The further you get from physics and engineering, the more you might wish Lord Kelvin had added, “Of course, just because you can attach a number to something, that doesn’t mean you understand anything about it.”

So if you accidentally touch a bare copper wire, it’s fair to consider how loud you yell “Ouch!” to be an inferior metric to how many volts and amperes you were exposed to.

But on the other side of the metrics divide, imagine you’re researching headaches and want to rank them in order of decreasing agony.

You think cluster headaches are the worst (they get my vote), followed by migraines, sinus, tension, and faking it to get sympathy. But really, how can you tell?

There’s the well-known pain scale. It does a pretty good job of assigning a number by assessing how debilitating the pain is.

But debilitation is an index, not a direct measure. It passes most of the seven Cs, but not entirely. In particular its calibration is imperfect at best — some people seem to tolerate the same pain better than others, although there’s really no way of knowing whether they actually tolerate pain better or whether the same stimulus doesn’t result in as painful an experience as someone else might feel.

Which insights we need to pivot into something that has to do with helping you run your part of the enterprise better.

Consider it done.

Start with the difference between leadership and management. If people report to you, you lead (or should). If you’re responsible for producing results, you manage. With infrequent exceptions, leaders are also managers and vice versa.

Metrics are natural tools for managing. What they do for managers is help them assess whether the results they’re responsible for producing are what they’re supposed to be. The results in question are about the process (or practice) characteristics that matter:

Fixed cost — the cost of turning the lights on before any work gets done.

> Incremental cost — the cost of processing one more item.

> Cycle time — how much time elapses processing one item from start to finish.

> Throughput — how much work the function churns out in a unit of time … its capacity, in other words.

> Quality — adherence to specifications and the absence of defects in work products.

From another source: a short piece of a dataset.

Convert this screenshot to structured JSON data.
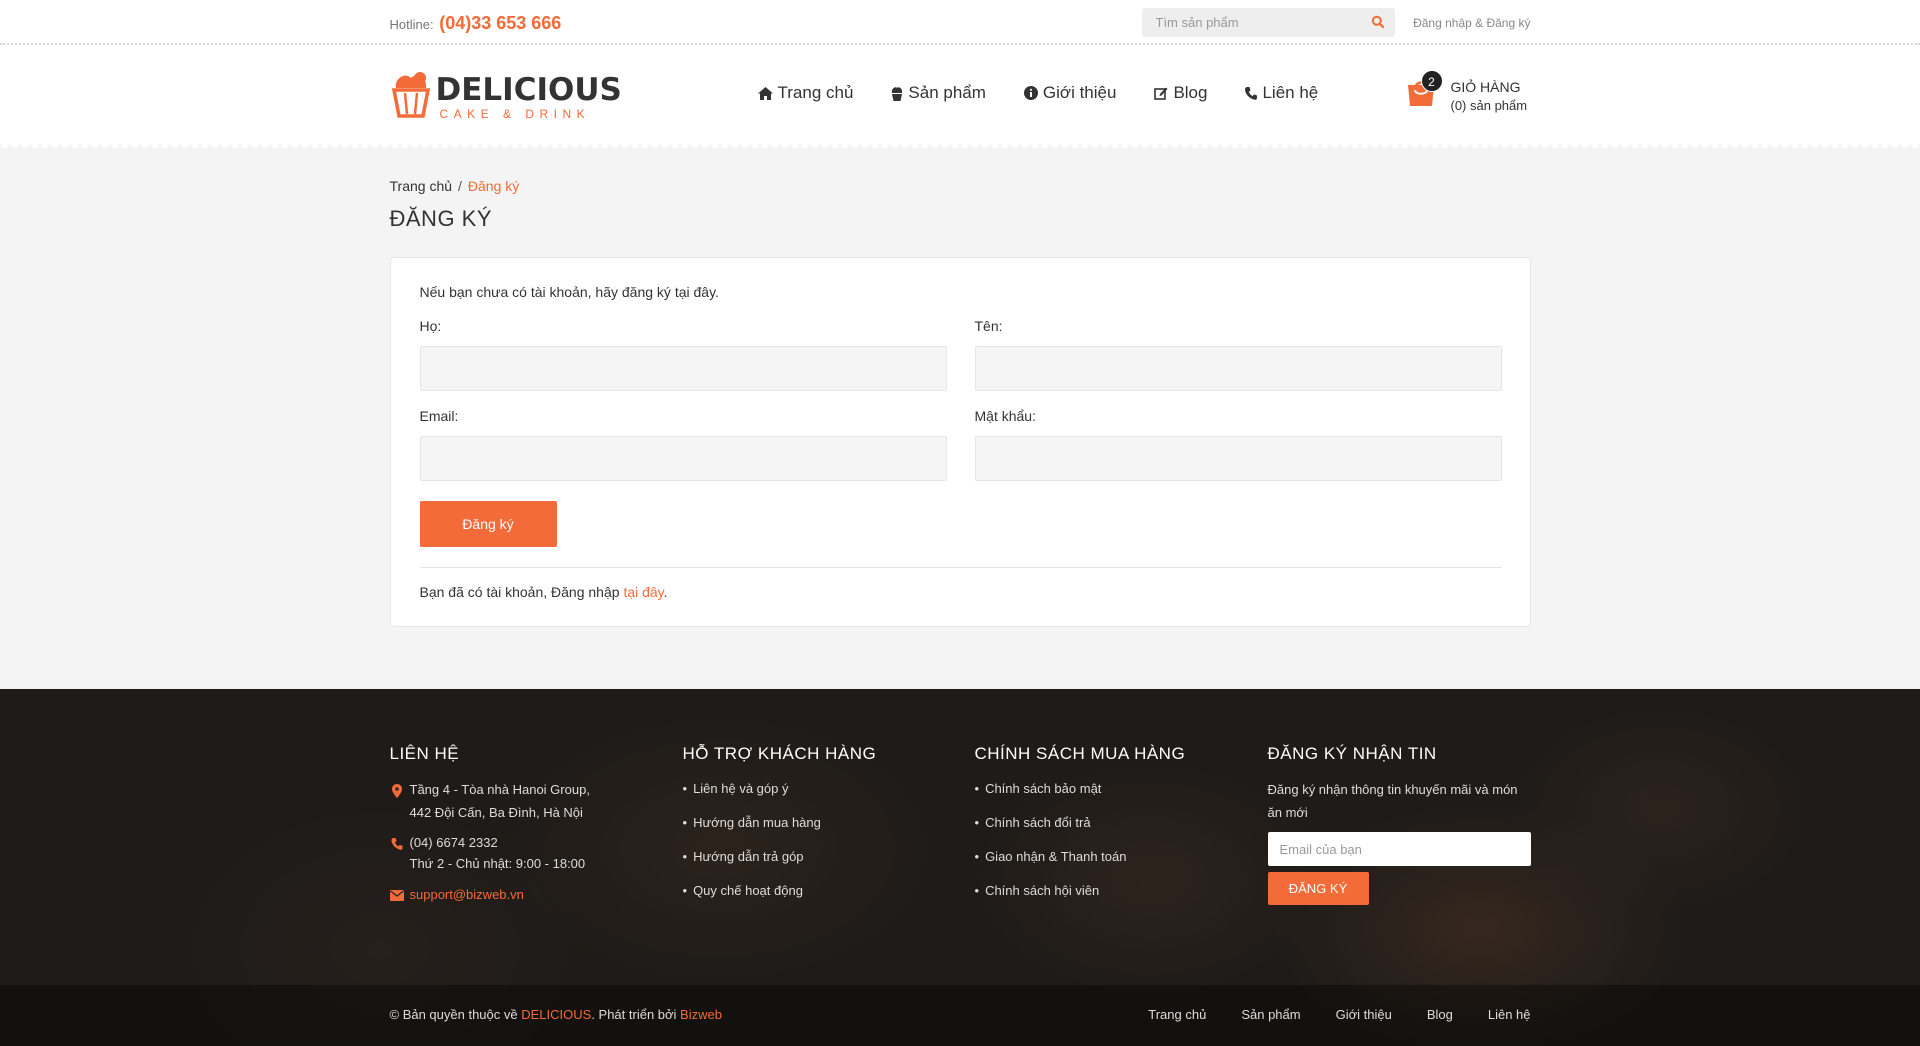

> Excellence — flexibility, the ability to tailor to individual needs, and to deliver high-value product characteristics.

When it comes to managing whatever process or practice it is you manage, pick the three most important of these six dimensions of potential optimization, establish metrics and measurement systems to report them, and use the results to (1) make sure things are running like they’re supposed to; (2) let you know if you’re improving the situation or not; and (3) let employees know if they’re improving the situation or not.

You only get to pick three because except when a process is a mess — at which point you can probably improve all six optimization dimensions — improvements result in trade-offs. For example, if you want to improve quality, one popular tactic is simplifying process outputs and disallowing tailoring and customization. More quality means less excellence and vice versa.

If it turns out you aren’t getting what you’re supposed to get, that means your process has bottlenecks. You’ll want to establish some temporary metrics to keep track of the bottlenecks until you’ve fixed them.

I say temporary because once you’ve cleared out one bottleneck you’ll move on to clearing out the next one. Letting metrics accumulate can be more confusing than illuminating. Also, as pointed out last week, metrics are expensive. Letting them accumulate means increasingly complex reporting systems that are costly to maintain and keep current.

Given the value metrics provide for effective management, lots of organizations try to use them as a leadership tool as well. The result is the dreaded employee satisfaction survey.

In Leading IT I established eight tasks of leadership: Setting direction, delegation, decision-making, staffing, motivation, team dynamics, establishing culture, and communicating. A system of leadership metrics should assess how well these are accomplished by a company’s collective leadership.

Which gets us to this week’s KJR Challenge: Define metrics for these that can survive the seven Cs.